As a language teacher living in an age of translation software, students often ask why do they have to learn a foreign language when there are apps and websites to do that for them.

It’s true, machine translation is faster and easier than the human process, but often as not it’s not always accurate and to the point, utterly dependent on an external device. Forget or lose your device, or run out of battery and you’re stuck.

Students have been told repeatedly that one word translations never hurt, but the longer the sentence you input into any software at this point, the higher margin for error there is. At a glance it’s obvious when a student decides to cut and paste an entire paragraph into Google Translate and hope that what comes out makes sense. No surprise, it doesn’t.

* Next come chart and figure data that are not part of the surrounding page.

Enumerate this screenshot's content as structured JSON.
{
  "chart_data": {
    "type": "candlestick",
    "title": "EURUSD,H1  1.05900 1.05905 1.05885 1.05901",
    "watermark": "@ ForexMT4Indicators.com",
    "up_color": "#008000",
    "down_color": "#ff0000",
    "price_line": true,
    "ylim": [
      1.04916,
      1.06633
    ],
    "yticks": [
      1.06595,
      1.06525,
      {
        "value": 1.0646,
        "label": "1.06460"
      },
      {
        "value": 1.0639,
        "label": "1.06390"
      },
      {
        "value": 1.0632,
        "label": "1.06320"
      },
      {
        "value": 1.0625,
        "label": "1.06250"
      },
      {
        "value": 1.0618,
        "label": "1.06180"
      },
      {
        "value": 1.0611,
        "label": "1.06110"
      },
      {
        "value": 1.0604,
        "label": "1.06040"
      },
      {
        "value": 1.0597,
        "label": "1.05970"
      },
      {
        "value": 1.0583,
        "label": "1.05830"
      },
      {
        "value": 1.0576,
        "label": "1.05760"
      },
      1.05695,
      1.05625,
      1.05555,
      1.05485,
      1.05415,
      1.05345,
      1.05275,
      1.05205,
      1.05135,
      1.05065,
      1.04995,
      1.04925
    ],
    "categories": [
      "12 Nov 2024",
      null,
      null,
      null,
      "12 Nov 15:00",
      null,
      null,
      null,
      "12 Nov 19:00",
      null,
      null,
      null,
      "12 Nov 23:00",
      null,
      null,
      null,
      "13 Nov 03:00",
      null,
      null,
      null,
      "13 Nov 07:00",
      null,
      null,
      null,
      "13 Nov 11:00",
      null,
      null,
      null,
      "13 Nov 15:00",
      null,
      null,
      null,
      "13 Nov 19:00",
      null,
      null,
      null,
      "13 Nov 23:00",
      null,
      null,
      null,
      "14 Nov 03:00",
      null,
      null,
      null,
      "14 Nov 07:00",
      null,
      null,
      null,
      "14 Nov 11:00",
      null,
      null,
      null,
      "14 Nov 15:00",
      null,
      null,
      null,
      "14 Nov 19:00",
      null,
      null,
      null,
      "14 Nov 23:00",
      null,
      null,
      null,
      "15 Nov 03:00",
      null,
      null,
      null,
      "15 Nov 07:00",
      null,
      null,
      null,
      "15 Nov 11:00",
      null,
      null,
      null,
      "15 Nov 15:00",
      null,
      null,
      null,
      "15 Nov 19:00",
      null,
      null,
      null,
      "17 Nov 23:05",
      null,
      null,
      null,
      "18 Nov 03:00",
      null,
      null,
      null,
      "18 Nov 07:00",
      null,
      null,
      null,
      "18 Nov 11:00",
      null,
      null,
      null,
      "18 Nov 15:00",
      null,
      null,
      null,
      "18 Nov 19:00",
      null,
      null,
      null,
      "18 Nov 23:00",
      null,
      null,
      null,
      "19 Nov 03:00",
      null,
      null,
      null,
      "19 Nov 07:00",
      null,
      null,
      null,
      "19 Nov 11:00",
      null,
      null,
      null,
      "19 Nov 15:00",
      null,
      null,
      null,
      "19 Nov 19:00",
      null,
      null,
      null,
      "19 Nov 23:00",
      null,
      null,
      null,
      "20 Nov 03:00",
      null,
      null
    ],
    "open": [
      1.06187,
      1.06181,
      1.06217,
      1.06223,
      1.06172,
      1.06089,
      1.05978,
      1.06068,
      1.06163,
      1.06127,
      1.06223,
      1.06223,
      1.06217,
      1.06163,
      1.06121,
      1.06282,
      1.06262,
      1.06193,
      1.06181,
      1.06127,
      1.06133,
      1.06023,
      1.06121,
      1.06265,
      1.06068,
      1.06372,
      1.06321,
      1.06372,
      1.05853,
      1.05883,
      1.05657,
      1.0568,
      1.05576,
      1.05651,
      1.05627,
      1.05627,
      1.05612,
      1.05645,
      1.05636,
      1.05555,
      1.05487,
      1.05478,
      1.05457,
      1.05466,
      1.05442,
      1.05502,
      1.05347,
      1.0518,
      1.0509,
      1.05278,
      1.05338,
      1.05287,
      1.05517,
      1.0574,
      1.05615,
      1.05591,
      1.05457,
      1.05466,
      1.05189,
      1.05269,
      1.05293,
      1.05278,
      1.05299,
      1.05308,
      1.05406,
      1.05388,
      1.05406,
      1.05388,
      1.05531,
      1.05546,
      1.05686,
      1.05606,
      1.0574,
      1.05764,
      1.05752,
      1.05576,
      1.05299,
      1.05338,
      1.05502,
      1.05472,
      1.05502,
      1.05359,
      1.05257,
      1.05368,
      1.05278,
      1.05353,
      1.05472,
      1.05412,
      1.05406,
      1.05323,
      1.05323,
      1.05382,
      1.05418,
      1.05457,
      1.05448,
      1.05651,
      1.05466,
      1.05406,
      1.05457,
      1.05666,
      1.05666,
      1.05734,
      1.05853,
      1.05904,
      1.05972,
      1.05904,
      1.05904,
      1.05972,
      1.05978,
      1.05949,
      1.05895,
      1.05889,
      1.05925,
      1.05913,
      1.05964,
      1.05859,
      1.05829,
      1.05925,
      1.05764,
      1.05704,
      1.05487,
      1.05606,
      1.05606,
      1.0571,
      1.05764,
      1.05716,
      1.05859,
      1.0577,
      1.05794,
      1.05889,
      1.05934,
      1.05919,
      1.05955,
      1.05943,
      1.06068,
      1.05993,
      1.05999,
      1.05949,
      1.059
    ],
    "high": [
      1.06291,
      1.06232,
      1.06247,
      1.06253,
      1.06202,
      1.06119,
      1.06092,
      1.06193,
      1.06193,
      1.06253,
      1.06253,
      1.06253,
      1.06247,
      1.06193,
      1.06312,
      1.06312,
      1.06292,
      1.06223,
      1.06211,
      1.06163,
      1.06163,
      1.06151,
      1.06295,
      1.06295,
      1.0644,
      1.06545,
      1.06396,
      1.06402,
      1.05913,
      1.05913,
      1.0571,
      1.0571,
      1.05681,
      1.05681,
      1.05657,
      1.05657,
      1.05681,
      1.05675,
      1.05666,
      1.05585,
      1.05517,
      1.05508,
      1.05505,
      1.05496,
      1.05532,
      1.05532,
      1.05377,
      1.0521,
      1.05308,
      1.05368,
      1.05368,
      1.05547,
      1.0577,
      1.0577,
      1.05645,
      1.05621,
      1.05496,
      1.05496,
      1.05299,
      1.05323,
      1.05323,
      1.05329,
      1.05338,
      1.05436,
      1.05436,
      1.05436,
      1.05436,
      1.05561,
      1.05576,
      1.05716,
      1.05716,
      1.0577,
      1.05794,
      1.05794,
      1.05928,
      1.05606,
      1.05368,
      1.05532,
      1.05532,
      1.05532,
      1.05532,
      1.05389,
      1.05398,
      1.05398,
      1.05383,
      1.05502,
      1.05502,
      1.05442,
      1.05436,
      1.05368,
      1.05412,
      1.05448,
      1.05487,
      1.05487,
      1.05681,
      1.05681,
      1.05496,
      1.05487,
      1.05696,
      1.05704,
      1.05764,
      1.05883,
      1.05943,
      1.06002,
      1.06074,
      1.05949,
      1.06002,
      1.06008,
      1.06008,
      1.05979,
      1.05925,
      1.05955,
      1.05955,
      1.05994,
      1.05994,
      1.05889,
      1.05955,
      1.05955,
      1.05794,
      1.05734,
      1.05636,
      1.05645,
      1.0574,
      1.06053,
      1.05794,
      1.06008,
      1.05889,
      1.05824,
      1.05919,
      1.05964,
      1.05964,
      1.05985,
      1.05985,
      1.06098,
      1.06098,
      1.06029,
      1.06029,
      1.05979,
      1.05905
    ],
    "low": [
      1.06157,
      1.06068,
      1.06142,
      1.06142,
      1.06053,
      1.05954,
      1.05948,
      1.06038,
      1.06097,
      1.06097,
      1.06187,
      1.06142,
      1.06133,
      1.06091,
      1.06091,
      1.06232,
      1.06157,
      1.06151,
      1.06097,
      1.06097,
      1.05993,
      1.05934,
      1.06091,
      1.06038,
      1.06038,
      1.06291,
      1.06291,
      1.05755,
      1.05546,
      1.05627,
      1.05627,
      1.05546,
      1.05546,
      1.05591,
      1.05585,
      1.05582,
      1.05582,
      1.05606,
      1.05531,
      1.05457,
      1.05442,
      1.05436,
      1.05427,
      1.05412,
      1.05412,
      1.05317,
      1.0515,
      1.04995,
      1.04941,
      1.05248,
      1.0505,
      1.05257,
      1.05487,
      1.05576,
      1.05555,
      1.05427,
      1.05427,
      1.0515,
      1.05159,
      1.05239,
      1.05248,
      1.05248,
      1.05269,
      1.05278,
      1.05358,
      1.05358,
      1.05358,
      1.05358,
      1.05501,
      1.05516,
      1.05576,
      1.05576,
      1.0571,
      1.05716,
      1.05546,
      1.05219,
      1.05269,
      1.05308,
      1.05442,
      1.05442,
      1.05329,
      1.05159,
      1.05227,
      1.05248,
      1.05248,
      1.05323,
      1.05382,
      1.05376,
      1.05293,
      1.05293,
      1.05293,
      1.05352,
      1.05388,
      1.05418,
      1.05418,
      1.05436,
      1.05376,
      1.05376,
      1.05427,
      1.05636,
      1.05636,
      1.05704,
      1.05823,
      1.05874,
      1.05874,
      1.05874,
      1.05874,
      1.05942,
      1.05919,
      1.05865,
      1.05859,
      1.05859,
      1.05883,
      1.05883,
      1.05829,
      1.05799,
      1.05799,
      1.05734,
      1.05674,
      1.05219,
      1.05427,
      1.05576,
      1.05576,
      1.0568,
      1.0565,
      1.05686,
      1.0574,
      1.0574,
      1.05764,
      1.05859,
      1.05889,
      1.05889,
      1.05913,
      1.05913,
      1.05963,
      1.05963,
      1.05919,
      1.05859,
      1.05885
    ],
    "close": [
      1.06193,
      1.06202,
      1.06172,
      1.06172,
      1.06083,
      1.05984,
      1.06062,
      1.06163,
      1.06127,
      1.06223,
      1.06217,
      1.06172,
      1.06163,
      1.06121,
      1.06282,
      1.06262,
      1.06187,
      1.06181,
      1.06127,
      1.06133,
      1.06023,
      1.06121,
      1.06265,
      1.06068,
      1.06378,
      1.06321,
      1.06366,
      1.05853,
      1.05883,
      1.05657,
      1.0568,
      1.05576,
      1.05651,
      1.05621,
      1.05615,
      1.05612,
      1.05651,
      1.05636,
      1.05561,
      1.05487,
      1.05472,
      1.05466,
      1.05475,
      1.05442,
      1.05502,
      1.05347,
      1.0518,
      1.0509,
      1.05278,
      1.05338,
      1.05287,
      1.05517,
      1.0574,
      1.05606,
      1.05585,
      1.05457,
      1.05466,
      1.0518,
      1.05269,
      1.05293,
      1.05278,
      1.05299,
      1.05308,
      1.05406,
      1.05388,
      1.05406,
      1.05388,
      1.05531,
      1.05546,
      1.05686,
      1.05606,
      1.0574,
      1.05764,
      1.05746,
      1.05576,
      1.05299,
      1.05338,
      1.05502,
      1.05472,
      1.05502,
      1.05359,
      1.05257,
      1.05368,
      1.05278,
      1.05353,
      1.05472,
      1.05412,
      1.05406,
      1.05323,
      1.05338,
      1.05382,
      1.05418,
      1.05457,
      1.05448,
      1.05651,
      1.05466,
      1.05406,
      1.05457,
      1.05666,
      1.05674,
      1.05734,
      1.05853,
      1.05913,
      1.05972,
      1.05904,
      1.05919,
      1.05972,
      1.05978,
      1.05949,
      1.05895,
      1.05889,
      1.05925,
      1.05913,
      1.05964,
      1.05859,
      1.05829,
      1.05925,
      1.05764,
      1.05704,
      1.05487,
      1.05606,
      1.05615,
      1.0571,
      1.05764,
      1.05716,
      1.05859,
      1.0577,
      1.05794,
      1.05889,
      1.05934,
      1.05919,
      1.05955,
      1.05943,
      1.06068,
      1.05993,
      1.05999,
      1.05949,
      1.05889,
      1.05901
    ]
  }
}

That’s not to say I don’t use translation software, I do, but only after I’ve attempted to put together a sentence in my rough Japanese first and then see how the software interprets it. And even then I’ll run it by a native Japanese before I’m sure that the Frankenstein result of my efforts is acceptable.

The fact of the matter is translation software can cope with a sentence like, ‘I like cats.’, but will strain with concepts that aren’t globally understood and it is a well known fact that there are things in the Japanese language that software simply cannot cope with this. For example, I challenge you to input 侘び寂び into Google Translate right now. Go on. Did you do it? What came out? Wabisabi in English, correct?

So if the software cannot translate it then how as a Japanese person, perhaps showing a foreign friend around, do you explain this very Japanese concept? Well, if you’ve studied any language then chances are that you’ve picked up the culture as well and it is this acquired background info which would allow you to explain to that foreign friend that Wabisabi is a kind of aesthetic appreciating the beauty of imperfection.

Learning a language is more than cat=ねこ, some languages don’t lend themselves to A=B because the foundation of the languages are too disparate. European languages are all essentially variations of the same and therefore easier to translate, but the same cannot be said of a European language to an Asian or African one. It is only by studying the language and with it the culture that true understanding of a foreign language can happen.

For dry instructional writing translation software can handle the heavy lifting, but for human to human communication studying languages will always be paramount. So kids, study your English, unlike your phone, your mind won’t run out of power and unlike software you can cope with concepts like 侘び寂び.